We raised little paper cups of red wine, huddle close to Xiaomin’s gas camping stove for warmth, and cheered to the generosity of the strangers-turned-friends at Kibbutz Ilaniya. The stars in the dark sky were breath-taking. I wandered over to the edge of the water alone, meditated, and asked skyward “God, is this real? Did you come here to walk on water? Do you really have a plan? Do you really love and know us?” fervently looking at the placid and dark waters, spotless with no people nor animals upon them. I half expected to see a sign rise above the water. But nothing. I threw up a prayer for St. Peter’s intercession and asked “St. Thomas, pray for us too, doubting Thomas, you know what it means to doubt and disbelieve.” While I didn’t get any miraculous sign, I looked back at my two friends sitting cross-legged and laughing by the light of the camping stove. Friendship, too, was pretty darn sacred. I was grateful for these guys.

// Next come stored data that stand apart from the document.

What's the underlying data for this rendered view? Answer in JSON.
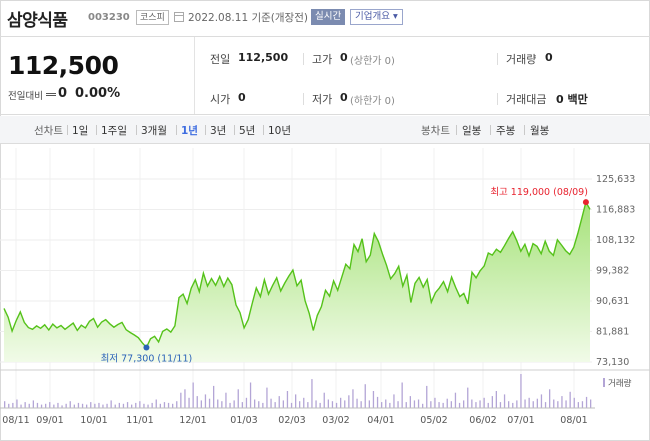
{
  "header": {
    "stock_name": "삼양식품",
    "stock_code": "003230",
    "market": "코스피",
    "date_text": "2022.08.11 기준(개장전)",
    "realtime_label": "실시간",
    "company_label": "기업개요 ▾"
  },
  "summary": {
    "price": "112,500",
    "prev_label": "전일대비",
    "change": "0",
    "change_pct": "0.00%",
    "prev_close_label": "전일",
    "prev_close": "112,500",
    "high_label": "고가",
    "high": "0",
    "high_sub": "(상한가 0)",
    "volume_label": "거래량",
    "volume": "0",
    "open_label": "시가",
    "open": "0",
    "low_label": "저가",
    "low": "0",
    "low_sub": "(하한가 0)",
    "amount_label": "거래대금",
    "amount": "0 백만"
  },
  "period_bar": {
    "line_label": "선차트",
    "periods": [
      "1일",
      "1주일",
      "3개월",
      "1년",
      "3년",
      "5년",
      "10년"
    ],
    "active_period": "1년",
    "candle_label": "봉차트",
    "candles": [
      "일봉",
      "주봉",
      "월봉"
    ]
  },
  "colors": {
    "line": "#55c21a",
    "area_top": "#a6e27a",
    "area_bottom": "#f1fbe8",
    "volume_bar": "#b3a5d6",
    "max_dot": "#e8232f",
    "min_dot": "#2a62b8",
    "active_period": "#3d6ce0"
  },
  "chart_data": {
    "type": "area",
    "y_ticks": [
      "125,633",
      "116,883",
      "108,132",
      "99,382",
      "90,631",
      "81,881",
      "73,130"
    ],
    "ylim": [
      73130,
      125633
    ],
    "x_ticks": [
      "08/11",
      "09/01",
      "10/01",
      "11/01",
      "12/01",
      "01/03",
      "02/03",
      "03/02",
      "04/01",
      "05/02",
      "06/02",
      "07/01",
      "08/01"
    ],
    "max_label": "최고 119,000 (08/09)",
    "min_label": "최저 77,300 (11/11)",
    "volume_legend": "거래량",
    "price_series": [
      88500,
      86000,
      82000,
      85000,
      87500,
      84500,
      83000,
      82500,
      83500,
      82800,
      83800,
      82300,
      84000,
      82900,
      83600,
      82500,
      83400,
      84300,
      82200,
      83700,
      82900,
      84800,
      85600,
      83100,
      84600,
      85300,
      84100,
      83100,
      83900,
      84500,
      82400,
      81600,
      80900,
      80100,
      78600,
      77300,
      79800,
      80500,
      78900,
      81900,
      82600,
      81700,
      83500,
      91600,
      92600,
      89900,
      94300,
      96700,
      93300,
      98600,
      94900,
      97100,
      95100,
      97700,
      94800,
      97200,
      95300,
      89500,
      87300,
      82900,
      85300,
      89900,
      94400,
      91900,
      96700,
      92600,
      95100,
      97300,
      93500,
      95800,
      97800,
      99500,
      95000,
      96600,
      90700,
      87100,
      82200,
      86500,
      89000,
      93700,
      92000,
      96400,
      93700,
      97500,
      101200,
      99900,
      106800,
      104800,
      108500,
      101900,
      103800,
      110000,
      107700,
      104100,
      100900,
      97000,
      98500,
      100600,
      94900,
      98000,
      90200,
      95700,
      97400,
      94600,
      96800,
      90300,
      93000,
      94400,
      96200,
      93300,
      97500,
      94500,
      91900,
      92800,
      89800,
      98900,
      97300,
      99300,
      100700,
      104400,
      103800,
      105500,
      104600,
      106500,
      108600,
      110500,
      107900,
      104900,
      106900,
      103600,
      107100,
      106300,
      104200,
      107800,
      104900,
      103700,
      108200,
      106700,
      105100,
      104000,
      106000,
      110000,
      114500,
      119000,
      116900
    ],
    "volume_series": [
      8,
      5,
      6,
      10,
      4,
      7,
      5,
      9,
      6,
      4,
      5,
      7,
      4,
      6,
      3,
      5,
      8,
      4,
      6,
      5,
      4,
      7,
      5,
      6,
      4,
      5,
      9,
      4,
      6,
      5,
      7,
      4,
      6,
      8,
      5,
      4,
      6,
      10,
      5,
      7,
      6,
      5,
      8,
      18,
      22,
      12,
      30,
      14,
      9,
      16,
      11,
      26,
      10,
      8,
      18,
      6,
      9,
      22,
      7,
      12,
      30,
      10,
      8,
      6,
      24,
      11,
      7,
      14,
      9,
      20,
      6,
      16,
      8,
      12,
      7,
      34,
      9,
      6,
      18,
      10,
      8,
      6,
      12,
      9,
      15,
      22,
      11,
      8,
      28,
      9,
      20,
      13,
      7,
      10,
      6,
      16,
      8,
      30,
      7,
      14,
      9,
      10,
      5,
      26,
      8,
      12,
      7,
      6,
      11,
      8,
      18,
      6,
      9,
      24,
      10,
      7,
      9,
      12,
      6,
      14,
      20,
      7,
      16,
      8,
      6,
      9,
      40,
      10,
      12,
      8,
      11,
      16,
      7,
      22,
      10,
      8,
      14,
      9,
      19,
      12,
      7,
      8,
      13,
      10
    ]
  }
}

While I’ve never had a big magic moment, I have had little ones. Over and over, little and tender surprises. Through humor, through unexpected grace, through mercy when I do not deserve it. Through being knocked off my ass and a Good Samaritan helping me back up. As my former high school teacher and now friend Juli Warner puts it, there are earthly angels, right here in our midst: people and moments that are too precise and too special to feel accidental. I walked back and sat with my dear friends.
Till late into the night, we drank our wine and ate snacks and hydrated with the water we pilfered from the tap in the under-construction visitor’s center (hopefully it was safe to drink). We slept in the soft, damp grass. In the distance, I heard the bells of a small Orthodox church ringing. I was so tired. Darkness came instantly and I rested dreamlessly, until — poke. poke. poke. It was really dark and it took a moment to get my eyes open, but something was poking my foot! Xiaomin snored softly nearby. I bolted upright. There was a little black and white cat. Whence the poking. I smiled, and scratched his head, reaching into my bag to offer him the crackers from Rodrigo. Here, too, was an omen of goodness of a Divine sense of Humor that knew I loved cats and was happy to have my sleep interrupted by the creature. I smiled. The cat smiled back and jumped into the bag of crackers.
(all images here I took from the trip in 2021, except for the ones that feature me and were taking by Xiaomin)












What an amazing adventure! Love your story.